Il calendario regionale: dal 2 al 5 gennaio

Ad aprire le danze sarà la Valle d'Aosta, dove le vendite promozionali prenderanno il via venerdì 2 gennaio, un giorno prima rispetto alla maggior parte delle altre regioni. Il grosso del Paese, infatti, si unirà al ribasso sabato 3 gennaio, data che coinvolge regioni chiave come la Lombardia, il Piemonte e il Veneto, oltre a gran parte del Centro-Sud. Domenica 4 gennaio seguiranno alcune altre aree, completando un quadro già molto coordinato. L'unica vera anomalia è rappresentata dalla Liguria, la quale ha fissato l'inizio dei saldi per lunedì 5 gennaio, posponendo dunque l'avvio di un paio di giorni rispetto ai propri vicini. Questa scelta, sebbene isolata, rispetta comunque il quadro normativo nazionale, che lascia un margine di autonomia alle amministrazioni locali per decidere il periodo esatto nell'ambito dei sessanta giorni consentiti.
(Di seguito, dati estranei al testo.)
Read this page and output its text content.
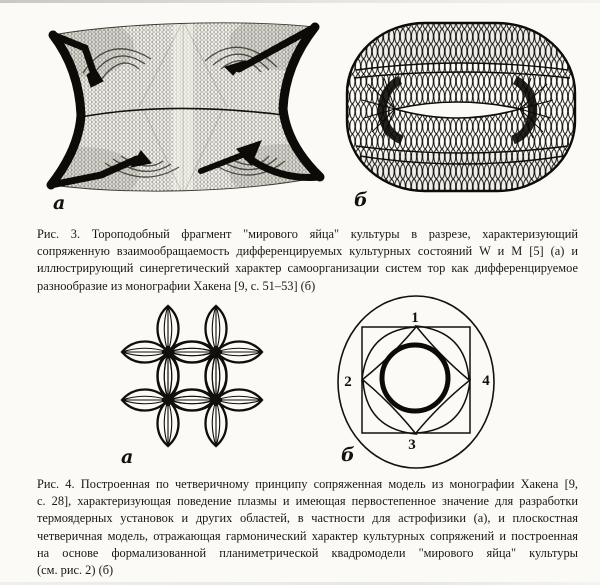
а	б
Рис. 3. Тороподобный фрагмент "мирового яйца" культуры в разрезе, характеризующий
сопряженную взаимообращаемость дифференцируемых культурных состояний W и М [5] (а) и
иллюстрирующий синергетический характер самоорганизации систем тор как дифференцируемое
разнообразие из монографии Хакена [9, с. 51–53] (б)
а
1
2
3
4
б
Рис. 4. Построенная по четверичному принципу сопряженная модель из монографии Хакена [9,
с. 28], характеризующая поведение плазмы и имеющая первостепенное значение для разработки
термоядерных установок и других областей, в частности для астрофизики (а), и плоскостная
четверичная модель, отражающая гармонический характер культурных сопряжений и построенная
на основе формализованной планиметрической квадромодели "мирового яйца" культуры
(см. рис. 2) (б)
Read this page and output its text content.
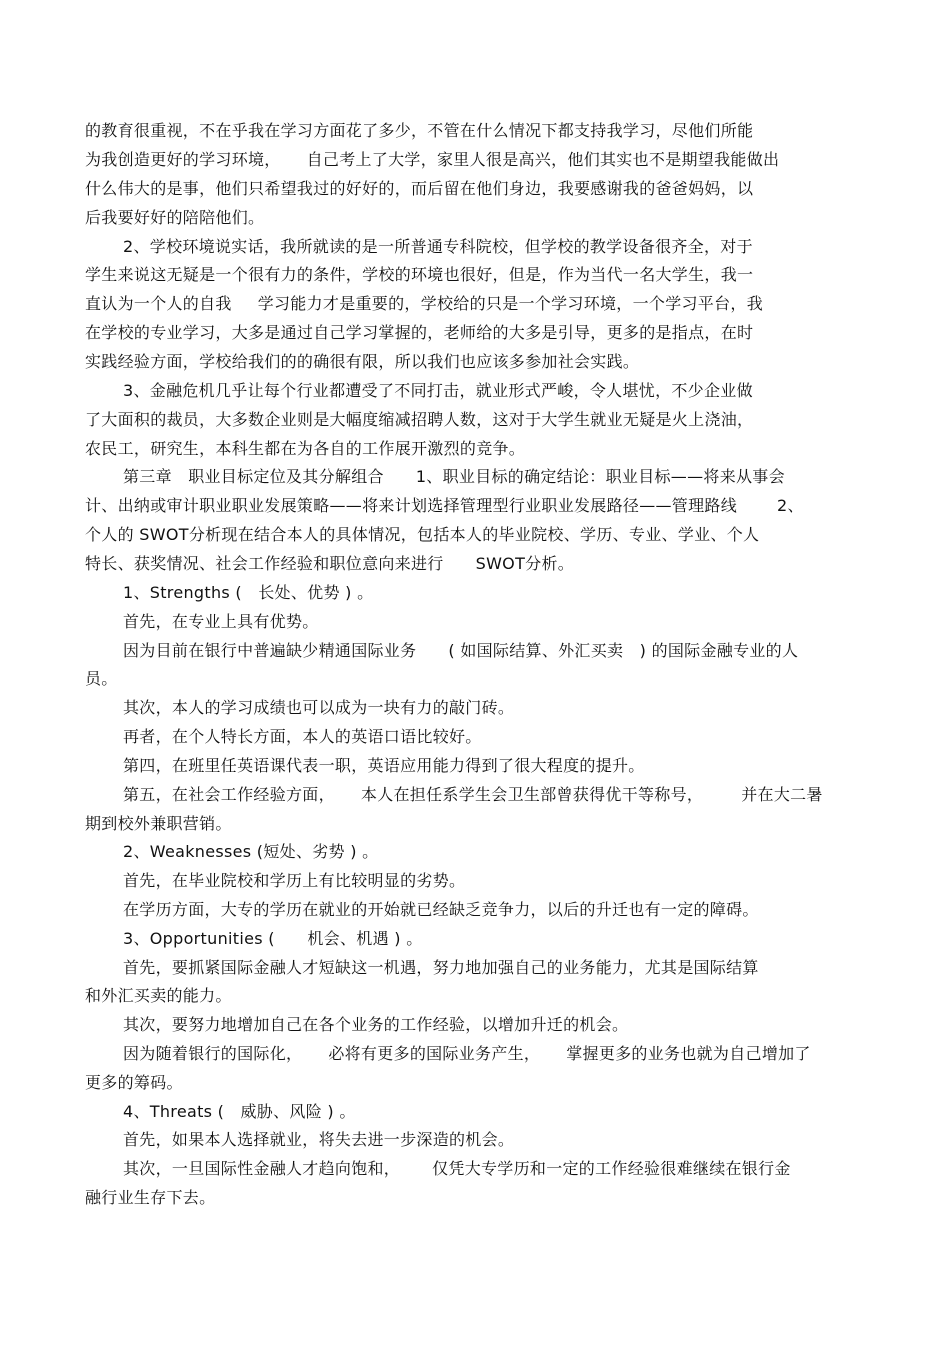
的教育很重视，不在乎我在学习方面花了多少，不管在什么情况下都支持我学习，尽他们所能
为我创造更好的学习环境， 自己考上了大学，家里人很是高兴，他们其实也不是期望我能做出
什么伟大的是事，他们只希望我过的好好的，而后留在他们身边，我要感谢我的爸爸妈妈，以
后我要好好的陪陪他们。
2、学校环境说实话，我所就读的是一所普通专科院校，但学校的教学设备很齐全，对于
学生来说这无疑是一个很有力的条件，学校的环境也很好，但是，作为当代一名大学生，我一
直认为一个人的自我 学习能力才是重要的，学校给的只是一个学习环境，一个学习平台，我
在学校的专业学习，大多是通过自己学习掌握的，老师给的大多是引导，更多的是指点，在时
实践经验方面，学校给我们的的确很有限，所以我们也应该多参加社会实践。
3、金融危机几乎让每个行业都遭受了不同打击，就业形式严峻，令人堪忧，不少企业做
了大面积的裁员，大多数企业则是大幅度缩减招聘人数，这对于大学生就业无疑是火上浇油，
农民工，研究生，本科生都在为各自的工作展开激烈的竞争。
第三章　职业目标定位及其分解组合 1、职业目标的确定结论：职业目标——将来从事会
计、出纳或审计职业职业发展策略——将来计划选择管理型行业职业发展路径——管理路线	2、
个人的 SWOT分析现在结合本人的具体情况，包括本人的毕业院校、学历、专业、学业、个人
特长、获奖情况、社会工作经验和职位意向来进行 SWOT分析。
1、Strengths (　长处、优势 ) 。
首先，在专业上具有优势。
因为目前在银行中普遍缺少精通国际业务 ( 如国际结算、外汇买卖　) 的国际金融专业的人
员。
其次，本人的学习成绩也可以成为一块有力的敲门砖。
再者，在个人特长方面，本人的英语口语比较好。
第四，在班里任英语课代表一职，英语应用能力得到了很大程度的提升。
第五，在社会工作经验方面， 本人在担任系学生会卫生部曾获得优干等称号， 并在大二暑
期到校外兼职营销。
2、Weaknesses (短处、劣势 ) 。
首先，在毕业院校和学历上有比较明显的劣势。
在学历方面，大专的学历在就业的开始就已经缺乏竞争力，以后的升迁也有一定的障碍。
3、Opportunities (　　机会、机遇 ) 。
首先，要抓紧国际金融人才短缺这一机遇，努力地加强自己的业务能力，尤其是国际结算
和外汇买卖的能力。
其次，要努力地增加自己在各个业务的工作经验，以增加升迁的机会。
因为随着银行的国际化， 必将有更多的国际业务产生， 掌握更多的业务也就为自己增加了
更多的筹码。
4、Threats (　威胁、风险 ) 。
首先，如果本人选择就业，将失去进一步深造的机会。
其次，一旦国际性金融人才趋向饱和， 仅凭大专学历和一定的工作经验很难继续在银行金
融行业生存下去。
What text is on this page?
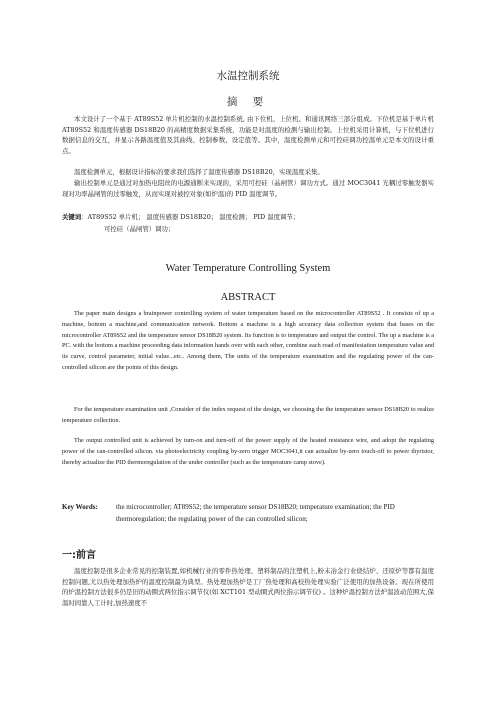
水温控制系统
摘 要

本文设计了一个基于 AT89S52 单片机控制的水温控制系统, 由下位机、上位机、和通讯网络三部分组成。下位机是基于单片机 AT89S52 和温度传感器 DS18B20 的高精度数据采集系统，功能是对温度的检测与输出控制。上位机采用计算机，与下位机进行数据信息的交互，并显示各路温度值及其曲线、控制参数、设定值等。其中，温度检测单元和可控硅调功控温单元是本文的设计重点。

温度检测单元，根据设计指标的要求我们选择了温度传感器 DS18B20，实现温度采集。

输出控制单元是通过对加热电阻丝的电源通断来实现的，采用可控硅（晶闸管）调功方式。通过 MOC3041 光耦过零触发器实现对功率晶闸管的过零触发，从而实现对被控对象(如炉温)的 PID 温度调节。

关键词：AT89S52 单片机； 温度传感器 DS18B20； 温度检测； PID 温度调节；
可控硅（晶闸管）调功；
Water Temperature Controlling System
ABSTRACT

The paper main designs a brainpower controlling system of water temperature based on the microcontroller AT89S52 . It consists of up a machine, bottom a machine,and communication network. Bottom a machine is a high accuracy data collection system that bases on the microcontroller AT89S52 and the temperature sensor DS18B20 system. Its function is to temperature and output the control. The up a machine is a PC. with the bottom a machine proceeding data information hands over with each other, combine each road of manifestation temperature value and its curve, control parameter, initial value...etc.. Among them, The units of the temperature examination and the regulating power of the can-controlled silicon are the points of this design.

For the temperature examination unit ,Consider of the index request of the design, we choosing the the temperature sensor DS18B20 to realize temperature collection.

The output controlled unit is achieved by turn-on and turn-off of the power supply of the heated resistance wire, and adopt the regulating power of the can-controlled silicon. via photoelectricity coupling by-zero trigger MOC3041,it can actualize by-zero touch-off to power thyristor, thereby actualize the PID thermoregulation of the under controller (such as the temperature camp stove).

Key Words:	the microcontroller; AT89S52; the temperature sensor DS18B20; temperature examination; the PID thermoregulation; the regulating power of the can controlled silicon;
一:前言

温度控制是很多企业常见的控制装置,如机械行业的零件热处理、塑料制品的注塑机上,粉末冶金行业烧结炉、还原炉等都有温度控制问题,尤以热处理加热炉的温度控制最为典型。热处理加热炉是工厂热处理和高校热处理实验广泛使用的加热设备。现在所使用的炉温控制方法很多仍是旧的动圈式两位指示调节仪(如 XCT101 型动圈式两位指示调节仪) 。这种炉温控制方法炉温波动范围大,保温时间靠人工计时,加热速度不
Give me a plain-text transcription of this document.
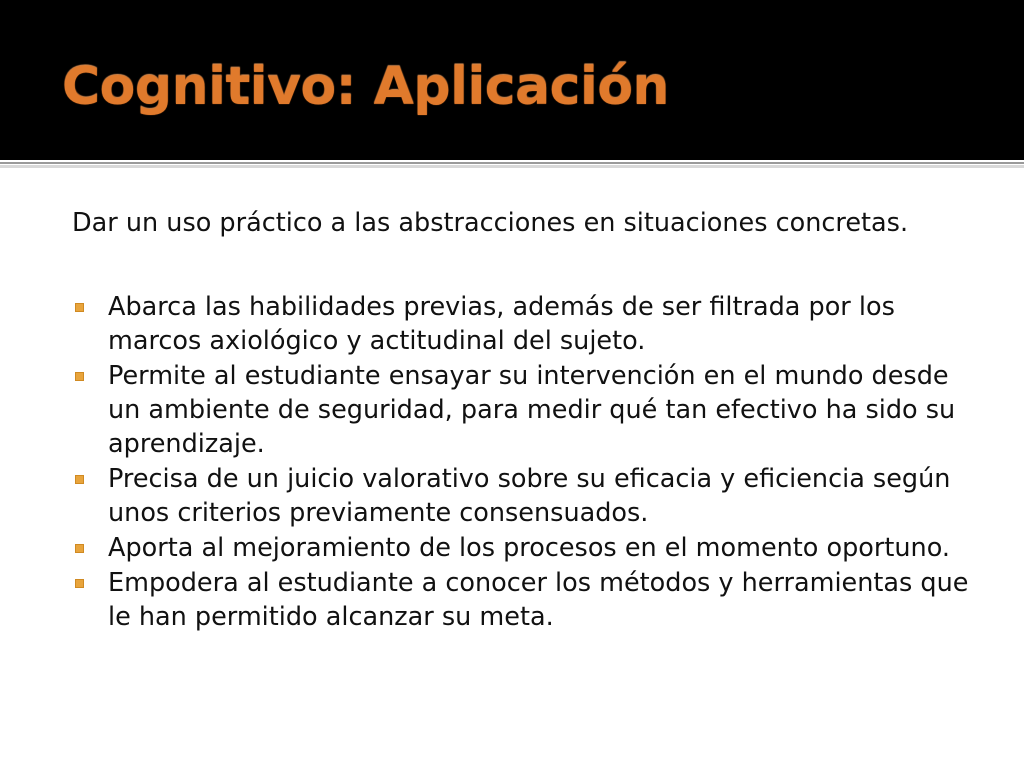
Cognitivo: Aplicación

Dar un uso práctico a las abstracciones en situaciones concretas.

Abarca las habilidades previas, además de ser filtrada por los marcos axiológico y actitudinal del sujeto.
Permite al estudiante ensayar su intervención en el mundo desde un ambiente de seguridad, para medir qué tan efectivo ha sido su aprendizaje.
Precisa de un juicio valorativo sobre su eficacia y eficiencia según unos criterios previamente consensuados.
Aporta al mejoramiento de los procesos en el momento oportuno.
Empodera al estudiante a conocer los métodos y herramientas que le han permitido alcanzar su meta.
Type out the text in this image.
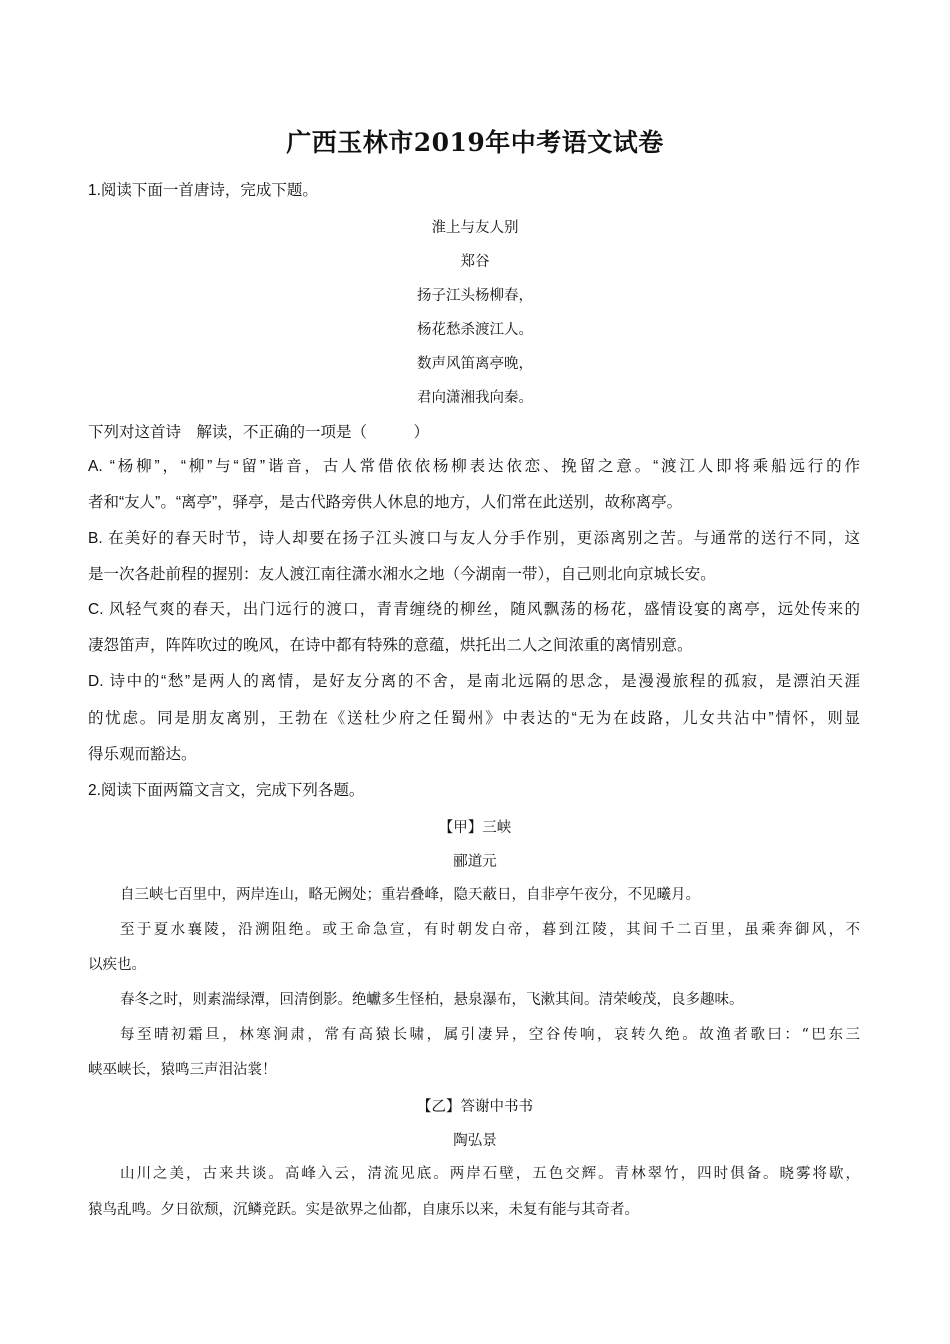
广西玉林市2019年中考语文试卷
1.阅读下面一首唐诗，完成下题。
淮上与友人别
郑谷
扬子江头杨柳春，
杨花愁杀渡江人。
数声风笛离亭晚，
君向潇湘我向秦。
下列对这首诗　解读，不正确的一项是（　　　）
A. “杨柳”，“柳”与“留”谐音，古人常借依依杨柳表达依恋、挽留之意。“渡江人即将乘船远行的作
者和“友人”。“离亭”，驿亭，是古代路旁供人休息的地方，人们常在此送别，故称离亭。
B. 在美好的春天时节，诗人却要在扬子江头渡口与友人分手作别，更添离别之苦。与通常的送行不同，这
是一次各赴前程的握别：友人渡江南往潇水湘水之地（今湖南一带），自己则北向京城长安。
C. 风轻气爽的春天，出门远行的渡口，青青缠绕的柳丝，随风飘荡的杨花，盛情设宴的离亭，远处传来的
凄怨笛声，阵阵吹过的晚风，在诗中都有特殊的意蕴，烘托出二人之间浓重的离情别意。
D. 诗中的“愁”是两人的离情，是好友分离的不舍，是南北远隔的思念，是漫漫旅程的孤寂，是漂泊天涯
的忧虑。同是朋友离别，王勃在《送杜少府之任蜀州》中表达的“无为在歧路，儿女共沾中”情怀，则显
得乐观而豁达。
2.阅读下面两篇文言文，完成下列各题。
【甲】三峡
郦道元
自三峡七百里中，两岸连山，略无阙处；重岩叠峰，隐天蔽日，自非亭午夜分，不见曦月。
至于夏水襄陵，沿溯阻绝。或王命急宣，有时朝发白帝，暮到江陵，其间千二百里，虽乘奔御风，不
以疾也。
春冬之时，则素湍绿潭，回清倒影。绝巘多生怪柏，悬泉瀑布，飞漱其间。清荣峻茂，良多趣味。
每至晴初霜旦，林寒涧肃，常有高猿长啸，属引凄异，空谷传响，哀转久绝。故渔者歌曰：“巴东三
峡巫峡长，猿鸣三声泪沾裳！
【乙】答谢中书书
陶弘景
山川之美，古来共谈。高峰入云，清流见底。两岸石壁，五色交辉。青林翠竹，四时俱备。晓雾将歇，
猿鸟乱鸣。夕日欲颓，沉鳞竞跃。实是欲界之仙都，自康乐以来，未复有能与其奇者。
La durata e le regole da rispettare

La normativa fissa in sessanta giorni il periodo massimo durante il quale i negozi possono applicare prezzi scontati sui prodotti di fine stagione, un lasso di tempo che le regioni possono modulare internamente. In Lombardia, ad esempio, la finestra dei saldi andrà dal 3 gennaio al 3 marzo, sfruttando appieno il tetto concesso. Una regola fondamentale, pensata per tutelare i consumatori e garantire correttezza, vieta tassativamente qualsiasi tipo di vendita promozionale nei trenta giorni che precedono la data di avvio ufficiale, impedendo così quelle svendite sottobanco che in passato hanno distorto il mercato. Questo periodo di "tregua commerciale" è cruciale per permettere una vera liquidazione delle rimanenze, senza che venga snaturata da offerte anticipate che confondono il pubblico e svantaggiano gli esercizi più rispettosi delle regole.

Il contesto di un mercato in trasformazione

L'edizione dei saldi invernali del 2026 si trova ad operare in un contesto profondamente mutato, stretto tra la concorrenza agguerrita degli sconti del Black Friday, divenuti ormai un appuntamento fisso del novembre precedente, e la pressione costante degli acquisti online, che offrono promozioni perenni. A questo si aggiunge il dato sui consumi natalizi, che quest'anno hanno registrato un incremento trainato soprattutto dalle spese per cibo e vino, lasciando quindi spazio per una ripresa degli acquisti nel settore dell'abbigliamento e degli accessori. In Sicilia, come in altre regioni, le previsioni degli operatori sono cauto-ottimistiche, nonostante la consapevolezza che il modello tradizionale dei saldi debba fare i conti con nuove abitudini di consumo. L'avvio ufficiale il 3 gennaio, con conclusione fissata al 15 marzo nell'isola, rappresenta comunque un momento fondamentale per il tessuto commerciale locale, che punta a recuperare margini in un mercato sempre più competitivo e segmentato.